To mark the 10th anniversary of the Tōhoku earthquake and its tsunami, Curator once again offers one Year After for people to appreciate. Hosted at the gallery space above Bagheera Kristan’s Bohemian Underground store, it also has the alternate title of (now) Ten Years After to mark the tenth anniversary of the tsunami. And if you’ve never encountered either Yoshitoshi’s or Hokusai’s work before, I highly recommend paying a visit.

Ukiyo-e first rose to prominent in the late 1670s and continued to flourish through until the Meiji Restoration saw it enter a sharp decline in the rush towards modernisation. As an art form, it initially focused on portraiture featuring courtesans, geishas and kabuki actors. However, Hokusai, however, broadens the genre to include landscapes, plants, and animals, a broader expressionism Yoshitoshi would embrace.

(now) Ten Years After, March 2021 – Tsukioka Yoshitoshi: One Hundred Aspects of the Moon

There is particular relevance in using Yoshitoshi’s One Hundred Aspects of the Moon to commemorate the tsunami.  While he was fascinated by all that was happening as a result of Japan opening its doors to the rest of the world, Yoshitoshi became concerned with the loss of many aspects of traditional Japanese culture, so much so that towards the end of his life he turned more towards Ukiyo-e, using it as a means to comment on the passing of Japan’s traditional ways in its headlong rush to modernise.

Thus, One Hundred Aspects of the Moon as presented here provides a poignant means of commemorating both the washing away of translational Japanese ways in the tide of change witnessed by Yoshitoshi, and the loss of life caused by the tsunami.

(now) Ten Years After, March 2021 – Katsushika Hokusai: 36 Views of Mt.
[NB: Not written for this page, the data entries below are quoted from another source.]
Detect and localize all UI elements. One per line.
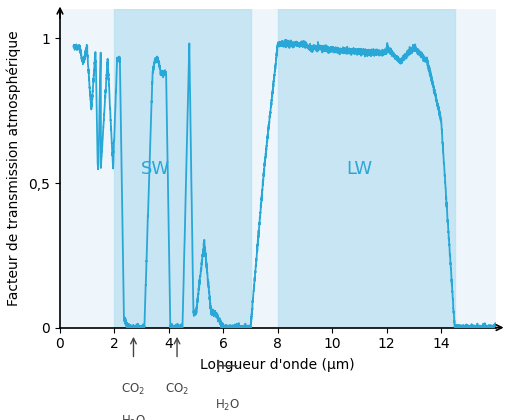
Text: SW: SW bbox=[140, 160, 170, 178]
Text: H$_2$O: H$_2$O bbox=[121, 414, 146, 420]
Text: H$_2$O: H$_2$O bbox=[215, 398, 240, 413]
Text: CO$_2$: CO$_2$ bbox=[165, 382, 189, 397]
Y-axis label: Facteur de transmission atmosphérique: Facteur de transmission atmosphérique bbox=[7, 31, 21, 306]
Text: CO$_2$: CO$_2$ bbox=[122, 382, 146, 397]
Text: LW: LW bbox=[346, 160, 373, 178]
Bar bbox=[278, 10, 455, 328]
X-axis label: Longueur d'onde (μm): Longueur d'onde (μm) bbox=[201, 358, 355, 372]
Bar bbox=[115, 10, 250, 328]
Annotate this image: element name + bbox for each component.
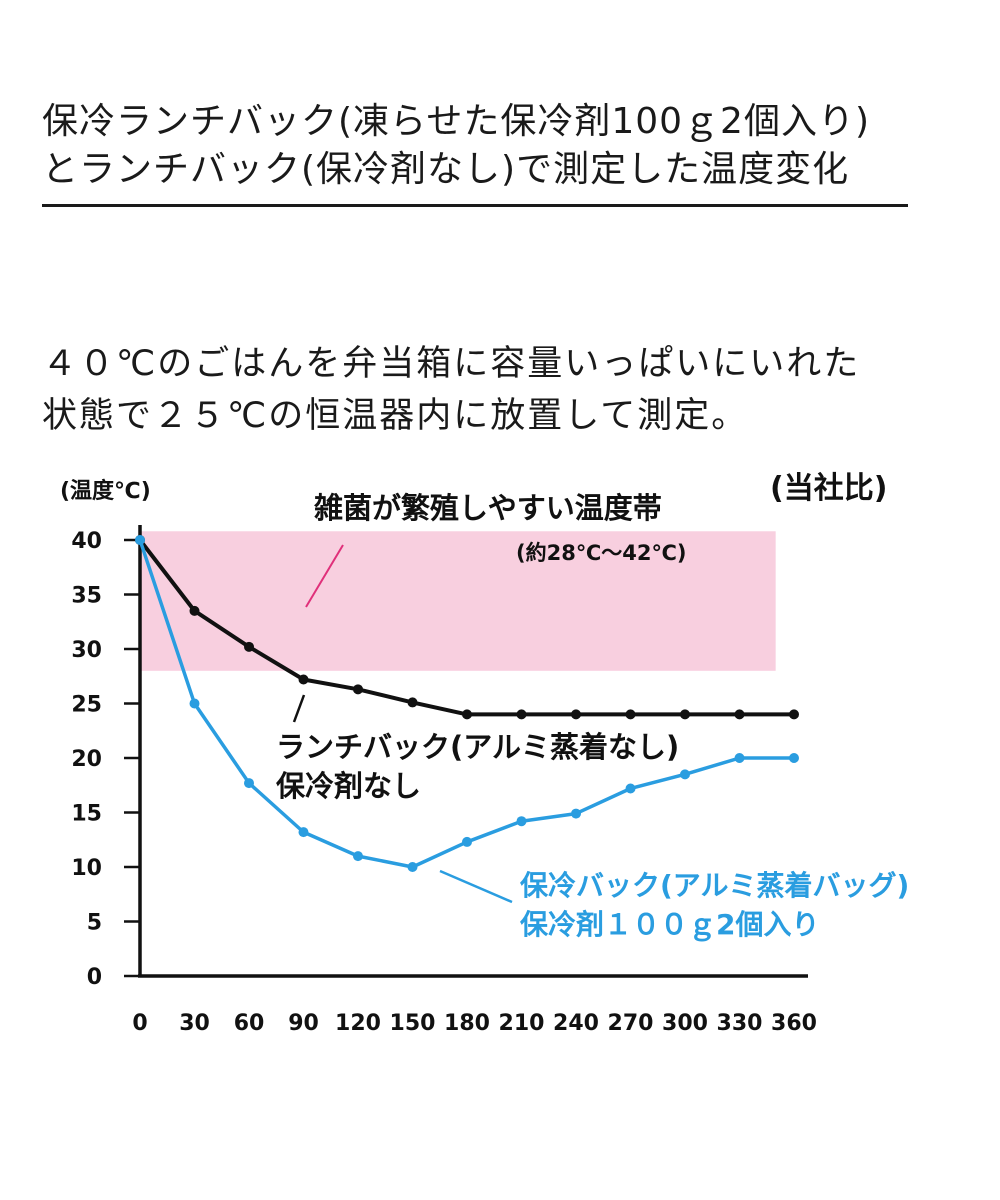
series-point-cooler-bag-180 <box>462 836 472 847</box>
series-point-cooler-bag-120 <box>353 851 363 862</box>
series-point-cooler-bag-60 <box>244 778 254 789</box>
lunch-bag-label-line-2: 保冷剤なし <box>275 769 421 803</box>
cooler-bag-label-line-2: 保冷剤１００ｇ2個入り <box>520 908 819 942</box>
series-point-lunch-bag-300 <box>680 709 690 720</box>
title-underline <box>42 204 908 207</box>
description-line-1: ４０℃のごはんを弁当箱に容量いっぱいにいれた <box>42 344 861 384</box>
x-tick-label-210: 210 <box>499 1011 545 1036</box>
description-block: ４０℃のごはんを弁当箱に容量いっぱいにいれた 状態で２５℃の恒温器内に放置して測… <box>42 338 942 442</box>
y-tick-label-25: 25 <box>71 693 102 718</box>
series-point-cooler-bag-150 <box>407 862 418 872</box>
series-point-lunch-bag-30 <box>189 605 200 616</box>
cooler-bag-pointer <box>439 869 513 904</box>
series-point-cooler-bag-330 <box>734 753 745 763</box>
x-tick-label-180: 180 <box>444 1011 490 1036</box>
lunch-bag-label-line-1: ランチバック(アルミ蒸着なし) <box>276 730 679 764</box>
series-point-lunch-bag-150 <box>407 697 418 708</box>
source-note: (当社比) <box>770 471 887 506</box>
chart-title-line-1: 保冷ランチバック(凍らせた保冷剤100ｇ2個入り) <box>42 101 870 142</box>
series-point-cooler-bag-90 <box>298 827 309 838</box>
series-point-lunch-bag-360 <box>789 709 799 720</box>
series-point-cooler-bag-300 <box>680 769 690 780</box>
series-point-lunch-bag-210 <box>516 709 527 720</box>
x-tick-label-0: 0 <box>132 1011 147 1036</box>
zone-sublabel: (約28℃～42℃) <box>516 541 687 565</box>
zone-label: 雑菌が繁殖しやすい温度帯 <box>313 491 662 525</box>
series-point-lunch-bag-180 <box>462 709 472 720</box>
series-point-lunch-bag-270 <box>625 709 636 720</box>
series-point-cooler-bag-0 <box>135 535 145 545</box>
y-axis-label: (温度℃) <box>60 478 151 504</box>
x-tick-label-300: 300 <box>662 1011 708 1036</box>
series-point-cooler-bag-360 <box>789 753 799 763</box>
y-tick-label-0: 0 <box>87 965 102 990</box>
title-block: 保冷ランチバック(凍らせた保冷剤100ｇ2個入り) とランチバック(保冷剤なし)… <box>42 98 922 194</box>
lunch-bag-pointer <box>292 694 306 723</box>
series-point-lunch-bag-240 <box>571 709 581 720</box>
y-tick-label-40: 40 <box>71 529 102 554</box>
description-line-2: 状態で２５℃の恒温器内に放置して測定。 <box>42 396 749 436</box>
series-point-lunch-bag-120 <box>353 684 363 695</box>
chart-title-line-2: とランチバック(保冷剤なし)で測定した温度変化 <box>42 149 850 190</box>
cooler-bag-label-line-1: 保冷バック(アルミ蒸着バッグ) <box>520 869 909 902</box>
x-tick-label-90: 90 <box>288 1011 319 1036</box>
x-tick-label-60: 60 <box>234 1011 265 1036</box>
x-tick-label-120: 120 <box>335 1011 381 1036</box>
y-tick-label-35: 35 <box>71 584 102 609</box>
x-tick-label-240: 240 <box>553 1011 599 1036</box>
series-point-cooler-bag-240 <box>571 808 581 819</box>
x-tick-label-330: 330 <box>717 1011 763 1036</box>
series-point-cooler-bag-270 <box>625 783 636 794</box>
x-tick-label-30: 30 <box>179 1011 210 1036</box>
y-tick-label-15: 15 <box>71 802 102 827</box>
x-tick-label-270: 270 <box>608 1011 654 1036</box>
series-point-lunch-bag-330 <box>734 709 745 720</box>
y-tick-label-10: 10 <box>71 856 102 881</box>
y-tick-label-5: 5 <box>87 911 102 936</box>
x-tick-label-360: 360 <box>771 1011 817 1036</box>
x-tick-label-150: 150 <box>390 1011 436 1036</box>
zone-pointer-line <box>305 544 344 608</box>
y-tick-label-30: 30 <box>71 638 102 663</box>
series-point-lunch-bag-60 <box>244 641 254 652</box>
y-tick-label-20: 20 <box>71 747 102 772</box>
series-point-cooler-bag-210 <box>516 816 527 827</box>
series-point-lunch-bag-90 <box>298 674 309 685</box>
series-point-cooler-bag-30 <box>189 698 200 709</box>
Fuji

Each image in One Hundred Aspects depicts figures from Japanese and Chinese legend, history, literature, folklore and theatre captured at a moment in time, often in a poetic dialogue with the Moon. The presence of the Moon additionally references the role it played in the pre-industrialised Japanese calendar, when specific events on both a national and personal level being marked by the lunar phases. In this, the choice of this collection for the exhibition adds a further layer of meaning, marking as it does an event and point in time that affected some many lives and a nation as a whole.

Similarly, Hokusai’s 36 Views of Mt. Fuji has a certain poignancy in the context of commemorating the tsunami. It’s a series in which several of the images embody Japan’s long relationship with the seas around it – the most famous being The Great Wave off Kanagawa, depicting a large rogue wave about to overwhelm three boats. They also, as the title of the collection suggests, feature images feature Mount Fiji – the enduring symbol of the nation, the people and the spirit of Japan throughout the ages.

(now) Ten Years After, March 2021 – Katsushika Hokusai: 36 Views of Mt. Fuji

Although some of the pieces are slightly blurred as a result of the reproduction process, these are genuinely engaging copies of an evocative series. Each piece has a a richness of narrative to it and a deep sense of history, and those that you find attractive enough can be purchased for L$100 each.